Health insurance costs have gone through the roof, up $10,000 from two years ago. Ingredient prices, everything from eggs, flour and pecans to non-fat dry milk powder, shortenings and blueberries, are jumping upward. “Ingredient prices used to stay within a dollar or two dollars year to year. Now you’re seeing these wild swings,” says Concannon. This year Concannon’s egg prices increased from $12.50 a case to $21, and non-fat dry milk powder increased from $61 a bag to $94. “I’ve been in this business since I was a kid, and these are the wildest price swings I’ve ever seen.”
Credit card fees too are becoming a much larger expense for small businesses. Although customers using credit cards generally spend more per transaction, bakery owners are seeing their fees to credit card companies stack up. Sixty percent of sales at Kalupa’s Bakery are generated by customers using credit or debit cards. His fees last year ramped up to $15,000, Kalupa says. He points out that the worst year he had for customers writing bad checks in his 28 years of business amounted to only an $1,800 loss.
“Any baker that’s not adding 3 percent to his prices to cover the cost of credit card fees is discounting product,” Kalupa says.
Where to go from here
Despite cost concerns, the state of retail baking is strong for those who take action. Many operators are dealing with rising costs by purchasing ingredients and supplies in bulk where they can, adding new products and merchandising techniques to increase the average sale per customer and even raising prices.
“Too many people [bakery owners] fall into the trap that they don’t raise their prices,” Swartz says. “High fuel prices get customers primed. When I raised my donut prices eight months ago, I only got one comment. As long as you keep the quality, you can raise prices.”
Swartz, like many retail bakeries, seeks out new avenues to generate revenue and grow his business. He has developed a significant business producing biscotti for coffee shops, bakery cafes and other food retailers. For bakeries with wholesale business, the wholesale side of the their business generated an average of 36.6 percent of sales last year.
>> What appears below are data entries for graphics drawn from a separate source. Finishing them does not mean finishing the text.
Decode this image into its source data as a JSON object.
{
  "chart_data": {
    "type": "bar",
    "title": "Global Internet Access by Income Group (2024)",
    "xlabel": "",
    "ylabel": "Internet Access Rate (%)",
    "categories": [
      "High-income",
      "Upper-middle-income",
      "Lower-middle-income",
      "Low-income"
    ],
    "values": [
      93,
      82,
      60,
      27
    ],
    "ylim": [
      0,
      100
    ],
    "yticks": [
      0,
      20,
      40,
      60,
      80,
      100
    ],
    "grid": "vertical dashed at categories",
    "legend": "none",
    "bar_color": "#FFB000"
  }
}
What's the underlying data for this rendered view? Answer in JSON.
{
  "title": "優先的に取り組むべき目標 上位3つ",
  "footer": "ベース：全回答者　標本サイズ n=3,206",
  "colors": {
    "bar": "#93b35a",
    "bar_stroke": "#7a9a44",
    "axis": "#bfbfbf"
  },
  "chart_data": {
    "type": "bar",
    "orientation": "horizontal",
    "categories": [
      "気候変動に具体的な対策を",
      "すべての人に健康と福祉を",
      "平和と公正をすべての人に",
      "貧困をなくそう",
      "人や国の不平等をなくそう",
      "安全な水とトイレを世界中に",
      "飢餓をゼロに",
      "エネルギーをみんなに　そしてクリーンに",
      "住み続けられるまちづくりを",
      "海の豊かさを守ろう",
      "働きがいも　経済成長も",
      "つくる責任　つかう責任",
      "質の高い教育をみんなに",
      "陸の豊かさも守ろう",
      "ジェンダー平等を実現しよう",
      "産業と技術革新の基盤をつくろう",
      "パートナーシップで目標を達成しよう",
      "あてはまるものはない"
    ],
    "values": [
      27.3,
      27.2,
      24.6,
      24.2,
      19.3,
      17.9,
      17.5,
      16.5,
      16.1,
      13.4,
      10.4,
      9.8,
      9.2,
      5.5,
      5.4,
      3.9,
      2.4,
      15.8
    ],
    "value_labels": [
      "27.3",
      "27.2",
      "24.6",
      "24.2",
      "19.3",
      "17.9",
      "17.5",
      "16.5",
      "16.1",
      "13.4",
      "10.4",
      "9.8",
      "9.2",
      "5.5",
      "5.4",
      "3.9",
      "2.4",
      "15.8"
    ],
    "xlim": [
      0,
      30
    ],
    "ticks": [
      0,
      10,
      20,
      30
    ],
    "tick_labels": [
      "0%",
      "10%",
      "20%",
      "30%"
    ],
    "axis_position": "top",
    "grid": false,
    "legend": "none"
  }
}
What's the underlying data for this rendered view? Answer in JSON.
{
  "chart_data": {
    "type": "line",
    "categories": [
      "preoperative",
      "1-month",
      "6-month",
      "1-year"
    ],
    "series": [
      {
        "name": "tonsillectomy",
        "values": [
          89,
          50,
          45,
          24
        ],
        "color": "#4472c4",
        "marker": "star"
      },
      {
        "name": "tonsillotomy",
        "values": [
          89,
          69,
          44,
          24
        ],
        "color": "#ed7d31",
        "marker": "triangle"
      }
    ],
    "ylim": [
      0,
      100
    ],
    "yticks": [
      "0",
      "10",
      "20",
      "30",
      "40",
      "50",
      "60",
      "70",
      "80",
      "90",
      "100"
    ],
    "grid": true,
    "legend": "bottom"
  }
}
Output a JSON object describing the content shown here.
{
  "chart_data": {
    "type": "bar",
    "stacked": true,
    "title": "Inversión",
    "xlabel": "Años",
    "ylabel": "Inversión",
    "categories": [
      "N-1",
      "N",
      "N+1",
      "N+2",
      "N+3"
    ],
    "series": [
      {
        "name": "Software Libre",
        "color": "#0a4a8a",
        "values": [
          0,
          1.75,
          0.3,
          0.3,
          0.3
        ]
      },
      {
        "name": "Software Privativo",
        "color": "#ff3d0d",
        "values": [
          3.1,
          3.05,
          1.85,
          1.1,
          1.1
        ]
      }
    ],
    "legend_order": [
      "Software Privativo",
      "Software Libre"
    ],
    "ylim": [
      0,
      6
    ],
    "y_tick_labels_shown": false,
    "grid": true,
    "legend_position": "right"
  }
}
The Internet is opening new sales opportunities for retail bakeries as well. Of the bakeries that have Web sites, nearly one-third offer online ordering. Total sales generated via on-line orders are not a high percentage yet. Rheinlander Bakery generates only about 3 percent of sales online with a goal to hit 5 percent this year. Still, these are sales Dimmer was not getting before.
More importantly, Web sites have become a central promotional and sales tool. “People that call me are online looking at my Web site while they’re talking to me,” Swartz says. Many new retail bakeries even begin their businesses by designing their Web sites first.
Along with creating new business on the Web, retail bakeries are adding sandwiches, on-site dining and gourmet coffee. Each new venture comes with its own set of challenges, such as higher food costs for deli products and the service space and staff required to add tables for dining or an espresso bar. But, retail bakery owners, as entreprenuers, get to pick their specialty and adapt their businesses for new opportunites. Deciding which direction to take their business is the challenge and the beauty of being a full-line retail baker.
“We’ve become a destination where people go and feel good doing business with us. It’s really a pretty good living,” Kalupa says. “Maybe we don’t make millions, but we have always provided for the family and have a good life.”